On the phone my cousin asked me “What are you reading?” and I was stunned into momentary silence because this isn’t a question I’m often asked. Knowing his reading is as vast as the prairies I was afraid to answer “short stories” for the only form less appealing to the reading world is poetry.
“Truth is like poetry and most people fucking hate poetry.” – from The Big Short
I’m also reading poetry but I didn’t tell him that.
I read short stories because they are quick and I can finish one at bedtime and be satisfied. I read poetry for the opposite reason: Poetry slows me down. A single word like “thestered” in Nocturn by W.H. Auden stalls me, brings me to a moment of concentration that I can’t find in my job, or my family life as I ping-pong from one task, one thought, one imperative to the next.
In reading a novel I’m absorbed in movement from page to page, poured out by plot, needing to advance to the next chapter and the next and the next. I don’t pause. I need to finish. It is a hurry-up read.
My non-fiction reading comes in compact literary magazines and on-line journals. How do you explain this to a man who uses books as coffee tables and coasters and foot stools? A man who lives far back in the bush on Vancouver Island and lives on a pension smaller than a cherry tomato but who lives an interior life larger and richer than anyone in Trump Tower?
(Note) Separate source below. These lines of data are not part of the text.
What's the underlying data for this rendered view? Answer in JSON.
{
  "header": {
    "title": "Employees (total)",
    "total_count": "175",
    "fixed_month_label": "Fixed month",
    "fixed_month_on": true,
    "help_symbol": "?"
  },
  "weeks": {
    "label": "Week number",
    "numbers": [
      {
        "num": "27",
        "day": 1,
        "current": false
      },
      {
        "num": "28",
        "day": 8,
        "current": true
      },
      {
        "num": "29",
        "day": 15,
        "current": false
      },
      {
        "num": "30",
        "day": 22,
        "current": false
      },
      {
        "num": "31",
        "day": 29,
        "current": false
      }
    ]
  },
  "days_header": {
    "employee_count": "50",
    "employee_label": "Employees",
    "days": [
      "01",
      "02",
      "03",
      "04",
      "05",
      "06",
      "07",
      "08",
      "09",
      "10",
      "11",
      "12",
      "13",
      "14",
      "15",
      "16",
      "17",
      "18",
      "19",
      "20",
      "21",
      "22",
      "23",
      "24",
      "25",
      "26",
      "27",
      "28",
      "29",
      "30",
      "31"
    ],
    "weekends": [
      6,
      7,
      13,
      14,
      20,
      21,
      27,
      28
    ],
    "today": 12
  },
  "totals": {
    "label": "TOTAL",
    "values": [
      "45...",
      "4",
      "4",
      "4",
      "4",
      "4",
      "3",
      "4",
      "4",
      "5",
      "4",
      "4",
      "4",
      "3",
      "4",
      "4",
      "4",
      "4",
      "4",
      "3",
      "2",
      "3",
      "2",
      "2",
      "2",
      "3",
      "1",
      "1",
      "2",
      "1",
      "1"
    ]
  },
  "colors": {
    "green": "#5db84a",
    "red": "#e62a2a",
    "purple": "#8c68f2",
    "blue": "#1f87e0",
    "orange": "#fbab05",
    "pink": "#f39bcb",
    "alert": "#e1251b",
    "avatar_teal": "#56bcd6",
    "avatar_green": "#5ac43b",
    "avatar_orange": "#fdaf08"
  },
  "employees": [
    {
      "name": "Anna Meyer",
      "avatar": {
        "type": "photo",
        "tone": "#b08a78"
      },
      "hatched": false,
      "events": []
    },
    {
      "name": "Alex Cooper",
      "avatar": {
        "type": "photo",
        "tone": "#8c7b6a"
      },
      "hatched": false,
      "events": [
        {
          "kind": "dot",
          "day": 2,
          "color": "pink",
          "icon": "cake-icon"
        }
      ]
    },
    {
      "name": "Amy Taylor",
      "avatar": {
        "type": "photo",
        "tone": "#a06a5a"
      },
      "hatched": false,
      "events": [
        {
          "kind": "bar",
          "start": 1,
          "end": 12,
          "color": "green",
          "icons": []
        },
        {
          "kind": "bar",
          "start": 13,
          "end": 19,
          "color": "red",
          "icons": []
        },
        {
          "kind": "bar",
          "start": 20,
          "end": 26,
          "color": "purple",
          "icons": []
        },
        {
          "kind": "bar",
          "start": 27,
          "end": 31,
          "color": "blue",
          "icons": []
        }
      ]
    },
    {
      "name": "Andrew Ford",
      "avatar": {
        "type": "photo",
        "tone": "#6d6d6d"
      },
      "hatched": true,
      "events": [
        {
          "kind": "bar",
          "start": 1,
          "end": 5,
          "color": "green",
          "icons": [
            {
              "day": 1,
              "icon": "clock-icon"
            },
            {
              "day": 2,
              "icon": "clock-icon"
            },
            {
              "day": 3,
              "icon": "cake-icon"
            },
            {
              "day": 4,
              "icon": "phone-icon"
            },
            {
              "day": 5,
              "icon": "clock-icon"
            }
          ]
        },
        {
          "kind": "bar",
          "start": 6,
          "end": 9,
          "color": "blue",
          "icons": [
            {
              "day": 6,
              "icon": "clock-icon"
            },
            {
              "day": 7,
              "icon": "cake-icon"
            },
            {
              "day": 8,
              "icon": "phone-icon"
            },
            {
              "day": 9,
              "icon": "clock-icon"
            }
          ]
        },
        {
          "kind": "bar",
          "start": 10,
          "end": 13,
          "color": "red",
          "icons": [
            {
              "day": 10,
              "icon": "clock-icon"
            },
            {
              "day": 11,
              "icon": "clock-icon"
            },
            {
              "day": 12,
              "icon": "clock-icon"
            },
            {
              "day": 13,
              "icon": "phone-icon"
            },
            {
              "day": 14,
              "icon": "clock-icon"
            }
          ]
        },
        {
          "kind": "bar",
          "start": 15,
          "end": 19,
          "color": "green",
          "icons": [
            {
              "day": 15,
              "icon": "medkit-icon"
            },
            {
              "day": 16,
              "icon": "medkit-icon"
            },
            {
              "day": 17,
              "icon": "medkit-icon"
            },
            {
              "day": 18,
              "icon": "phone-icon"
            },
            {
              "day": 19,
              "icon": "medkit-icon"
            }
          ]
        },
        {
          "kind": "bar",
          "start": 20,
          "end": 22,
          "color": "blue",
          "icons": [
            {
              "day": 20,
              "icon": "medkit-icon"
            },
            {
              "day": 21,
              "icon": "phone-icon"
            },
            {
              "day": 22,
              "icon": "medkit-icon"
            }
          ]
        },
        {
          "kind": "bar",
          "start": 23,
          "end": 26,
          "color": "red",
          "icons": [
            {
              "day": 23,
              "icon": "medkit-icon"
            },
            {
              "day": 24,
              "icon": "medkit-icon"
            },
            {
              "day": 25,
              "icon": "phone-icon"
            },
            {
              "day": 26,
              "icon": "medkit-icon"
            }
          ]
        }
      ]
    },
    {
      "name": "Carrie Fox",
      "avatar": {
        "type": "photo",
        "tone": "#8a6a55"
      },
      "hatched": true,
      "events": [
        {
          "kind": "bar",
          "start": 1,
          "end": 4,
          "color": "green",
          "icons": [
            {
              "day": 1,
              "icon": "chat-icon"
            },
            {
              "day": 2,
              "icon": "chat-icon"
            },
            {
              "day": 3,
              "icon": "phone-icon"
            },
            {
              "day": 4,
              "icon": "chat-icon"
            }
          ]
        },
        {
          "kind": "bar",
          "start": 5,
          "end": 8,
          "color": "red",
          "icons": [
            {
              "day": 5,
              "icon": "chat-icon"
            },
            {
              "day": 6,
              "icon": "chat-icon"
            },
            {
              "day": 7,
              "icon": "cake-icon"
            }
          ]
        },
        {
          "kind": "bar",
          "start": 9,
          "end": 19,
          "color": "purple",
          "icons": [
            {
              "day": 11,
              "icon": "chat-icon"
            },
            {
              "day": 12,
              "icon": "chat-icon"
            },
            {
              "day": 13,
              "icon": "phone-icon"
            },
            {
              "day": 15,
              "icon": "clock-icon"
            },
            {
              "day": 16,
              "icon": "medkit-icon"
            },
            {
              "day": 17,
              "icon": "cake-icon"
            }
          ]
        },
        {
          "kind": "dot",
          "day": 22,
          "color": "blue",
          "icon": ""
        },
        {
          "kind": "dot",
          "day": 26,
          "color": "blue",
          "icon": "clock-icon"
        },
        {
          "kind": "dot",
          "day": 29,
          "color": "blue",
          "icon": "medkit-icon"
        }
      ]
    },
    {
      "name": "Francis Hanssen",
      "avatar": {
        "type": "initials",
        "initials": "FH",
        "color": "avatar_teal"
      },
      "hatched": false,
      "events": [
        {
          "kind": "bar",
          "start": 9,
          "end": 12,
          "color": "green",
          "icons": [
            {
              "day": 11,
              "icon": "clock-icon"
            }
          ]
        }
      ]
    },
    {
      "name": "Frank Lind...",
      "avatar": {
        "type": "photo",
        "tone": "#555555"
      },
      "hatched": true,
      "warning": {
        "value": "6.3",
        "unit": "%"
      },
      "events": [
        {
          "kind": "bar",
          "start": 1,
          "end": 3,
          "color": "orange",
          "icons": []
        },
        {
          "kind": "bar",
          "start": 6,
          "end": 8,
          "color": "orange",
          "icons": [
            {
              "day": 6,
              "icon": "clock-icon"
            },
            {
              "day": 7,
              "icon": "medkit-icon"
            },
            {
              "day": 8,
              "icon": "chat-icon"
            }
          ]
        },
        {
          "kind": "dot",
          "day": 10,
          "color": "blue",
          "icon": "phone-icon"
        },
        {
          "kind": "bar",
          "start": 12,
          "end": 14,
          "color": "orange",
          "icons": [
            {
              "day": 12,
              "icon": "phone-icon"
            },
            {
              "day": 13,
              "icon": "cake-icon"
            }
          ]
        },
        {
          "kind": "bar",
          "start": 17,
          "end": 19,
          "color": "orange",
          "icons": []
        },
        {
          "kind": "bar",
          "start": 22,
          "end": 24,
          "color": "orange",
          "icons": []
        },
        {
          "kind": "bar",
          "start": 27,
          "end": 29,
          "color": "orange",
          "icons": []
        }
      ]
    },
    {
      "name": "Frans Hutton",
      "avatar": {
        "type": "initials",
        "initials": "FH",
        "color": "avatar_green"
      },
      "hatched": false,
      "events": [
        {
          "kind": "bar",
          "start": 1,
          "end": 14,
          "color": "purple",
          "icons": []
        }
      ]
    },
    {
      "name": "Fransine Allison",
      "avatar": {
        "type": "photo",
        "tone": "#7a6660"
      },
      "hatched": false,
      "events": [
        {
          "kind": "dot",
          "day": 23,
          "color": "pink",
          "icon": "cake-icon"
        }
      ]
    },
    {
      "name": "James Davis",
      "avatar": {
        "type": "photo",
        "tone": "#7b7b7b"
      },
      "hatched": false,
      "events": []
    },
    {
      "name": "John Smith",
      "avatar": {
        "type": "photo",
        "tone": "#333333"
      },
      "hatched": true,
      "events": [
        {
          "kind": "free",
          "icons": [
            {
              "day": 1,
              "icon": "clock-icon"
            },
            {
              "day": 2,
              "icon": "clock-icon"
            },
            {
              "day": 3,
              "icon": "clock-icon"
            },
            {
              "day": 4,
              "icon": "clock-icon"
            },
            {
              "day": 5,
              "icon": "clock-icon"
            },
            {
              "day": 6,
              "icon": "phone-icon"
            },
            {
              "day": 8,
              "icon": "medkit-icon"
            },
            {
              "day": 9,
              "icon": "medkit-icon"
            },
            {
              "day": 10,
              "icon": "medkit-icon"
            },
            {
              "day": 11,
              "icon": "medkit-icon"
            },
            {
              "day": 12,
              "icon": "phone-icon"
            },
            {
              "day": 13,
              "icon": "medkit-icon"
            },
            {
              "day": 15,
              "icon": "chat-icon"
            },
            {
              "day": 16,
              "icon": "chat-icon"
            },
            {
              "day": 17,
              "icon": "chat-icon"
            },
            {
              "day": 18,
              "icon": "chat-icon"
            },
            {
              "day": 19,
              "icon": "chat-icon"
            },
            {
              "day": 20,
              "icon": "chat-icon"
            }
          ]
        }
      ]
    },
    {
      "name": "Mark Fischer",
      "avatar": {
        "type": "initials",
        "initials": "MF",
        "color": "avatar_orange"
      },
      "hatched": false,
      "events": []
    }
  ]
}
We talk books together because this is what he talked about with my mother. He assumes I must be a reader too and he is right. I like this triangulation that connects my mother to him and to me across time, across space and skirts the absence of my long dead mother. I like this unseen legacy given by my mother to her children, a legacy that, more than anything else, makes us richer than our bank accounts will ever show.